Sure, some people get a lot of use out of their laptop touch screens; but based on what I’ve experienced and observed, I surmise those are a minority. Who knows for sure though.I have two work Thinkpads, one company and the other client, and on my client TP I use both touch and trackpad for different types of things as you would expect from a hybrid device. Touch screen for general OS navigation and browser scrolling/navigation and trackpad and keyboard for application specific work. This is similar to how I use my iPad although I use the touchscreen more in apps because they are built primarily for touch unlike desktop apps. I don't use the touchscreen in applications more because the work-installed apps aren't built with touch-as-a-primary-input in mind. It's silly to believe that touchscreen would replace mouse/pointer control, it's just an additional form of control which you use for tasks which lend themselves to touch control.
PS. I get annoyed by my company TP without a touchscreen because I reflexively want to use it like my client TP which has a touchscreen. For the same reason I end up with fingerprints on my MBPs screen from reflexively trying to dismiss modals or launch an app from the dock.

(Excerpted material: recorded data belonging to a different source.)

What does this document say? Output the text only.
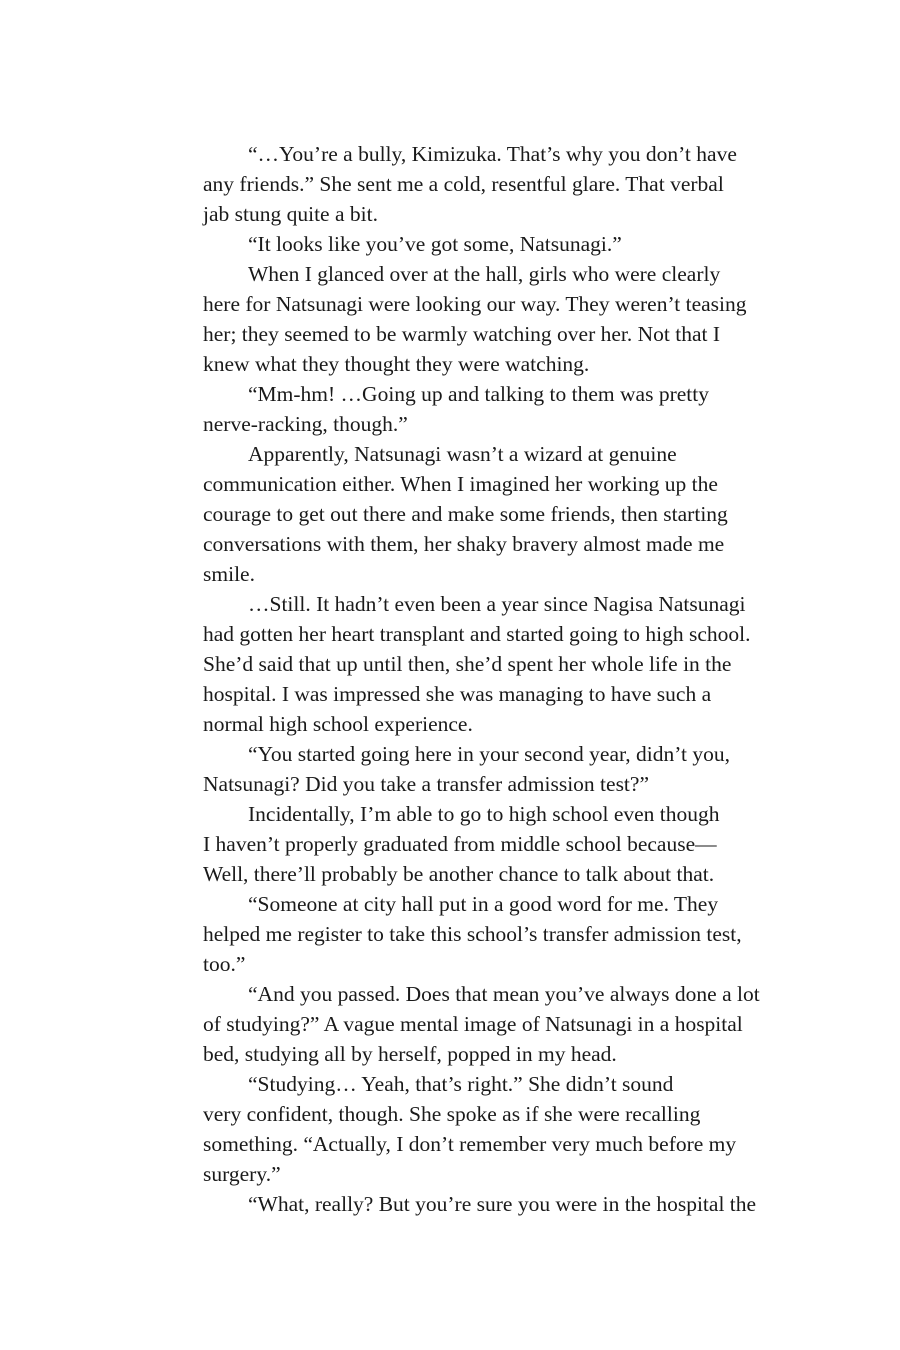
“…You’re a bully, Kimizuka. That’s why you don’t have
any friends.” She sent me a cold, resentful glare. That verbal
jab stung quite a bit.
“It looks like you’ve got some, Natsunagi.”
When I glanced over at the hall, girls who were clearly
here for Natsunagi were looking our way. They weren’t teasing
her; they seemed to be warmly watching over her. Not that I
knew what they thought they were watching.
“Mm-hm! …Going up and talking to them was pretty
nerve-racking, though.”
Apparently, Natsunagi wasn’t a wizard at genuine
communication either. When I imagined her working up the
courage to get out there and make some friends, then starting
conversations with them, her shaky bravery almost made me
smile.
…Still. It hadn’t even been a year since Nagisa Natsunagi
had gotten her heart transplant and started going to high school.
She’d said that up until then, she’d spent her whole life in the
hospital. I was impressed she was managing to have such a
normal high school experience.
“You started going here in your second year, didn’t you,
Natsunagi? Did you take a transfer admission test?”
Incidentally, I’m able to go to high school even though
I haven’t properly graduated from middle school because—
Well, there’ll probably be another chance to talk about that.
“Someone at city hall put in a good word for me. They
helped me register to take this school’s transfer admission test,
too.”
“And you passed. Does that mean you’ve always done a lot
of studying?” A vague mental image of Natsunagi in a hospital
bed, studying all by herself, popped in my head.
“Studying… Yeah, that’s right.” She didn’t sound
very confident, though. She spoke as if she were recalling
something. “Actually, I don’t remember very much before my
surgery.”
“What, really? But you’re sure you were in the hospital the
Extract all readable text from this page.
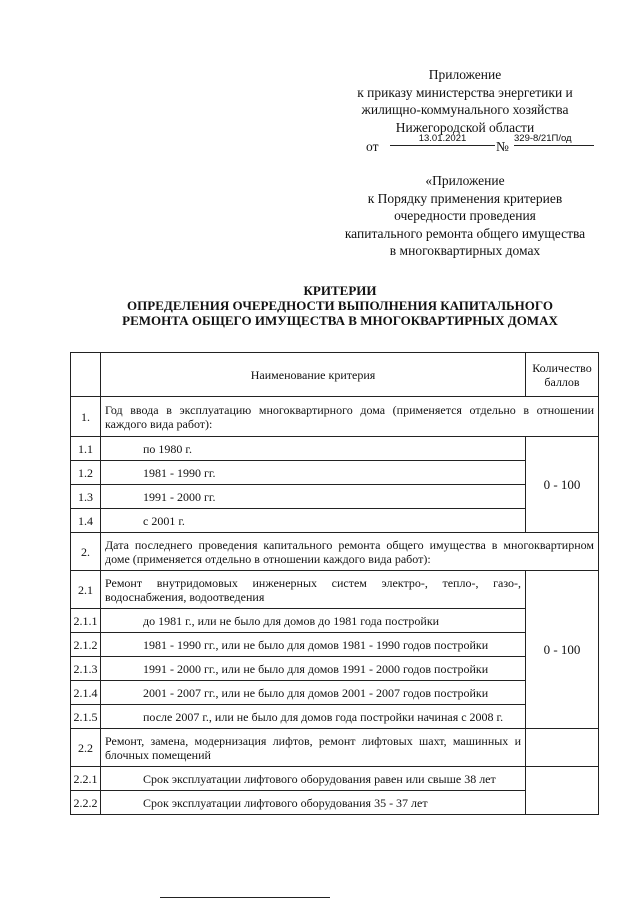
Приложение
к приказу министерства энергетики и
жилищно-коммунального хозяйства
Нижегородской области
от
13.01.2021
№
329-8/21П/од
«Приложение
к Порядку применения критериев
очередности проведения
капитального ремонта общего имущества
в многоквартирных домах
КРИТЕРИИ
ОПРЕДЕЛЕНИЯ ОЧЕРЕДНОСТИ ВЫПОЛНЕНИЯ КАПИТАЛЬНОГО
РЕМОНТА ОБЩЕГО ИМУЩЕСТВА В МНОГОКВАРТИРНЫХ ДОМАХ
	Наименование критерия	Количество баллов
1.	Год ввода в эксплуатацию многоквартирного дома (применяется отдельно в отношении каждого вида работ):	
1.1	по 1980 г.	0 - 100
1.2	1981 - 1990 гг.	
1.3	1991 - 2000 гг.	
1.4	с 2001 г.	
2.	Дата последнего проведения капитального ремонта общего имущества в многоквартирном доме (применяется отдельно в отношении каждого вида работ):	
2.1	Ремонт внутридомовых инженерных систем электро-, тепло-, газо-, водоснабжения, водоотведения	0 - 100
2.1.1	до 1981 г., или не было для домов до 1981 года постройки	
2.1.2	1981 - 1990 гг., или не было для домов 1981 - 1990 годов постройки	
2.1.3	1991 - 2000 гг., или не было для домов 1991 - 2000 годов постройки	
2.1.4	2001 - 2007 гг., или не было для домов 2001 - 2007 годов постройки	
2.1.5	после 2007 г., или не было для домов года постройки начиная с 2008 г.	
2.2	Ремонт, замена, модернизация лифтов, ремонт лифтовых шахт, машинных и блочных помещений	
2.2.1	Срок эксплуатации лифтового оборудования равен или свыше 38 лет	
2.2.2	Срок эксплуатации лифтового оборудования 35 - 37 лет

Touch would have its usefulness as an additional way to interface even on a desktop OS vertical screen Mac, but in my opinion it’s just a “nice to have” in some situations—far from the necessity people who clamor for it for Mac make it out to be.
One sort of side note about the “reflexively touching the screen” argument though—I don’t believe that it’s evidence that touch is more intuitive than indirect pointing. Touch is more intuitive of course, but this isn’t the evidence for it that people think it is. Rather, it’s a result of learned behavior. The reason why we reflexively touch the screen is because we got used to it. That’s why we didn’t reflexively touch computer screens before the 2010s when touch devices became ubiquitous. In fact even in present day, after I’ve been using my Macbook and then I use my iPad with a keyboard but no trackpad, I reflexively touch the nonexistent trackpad. I do the same if I’ve been using a mouse, reaching for a nonexistent mouse. The reflex is mainly a result of muscle memory, not intuition.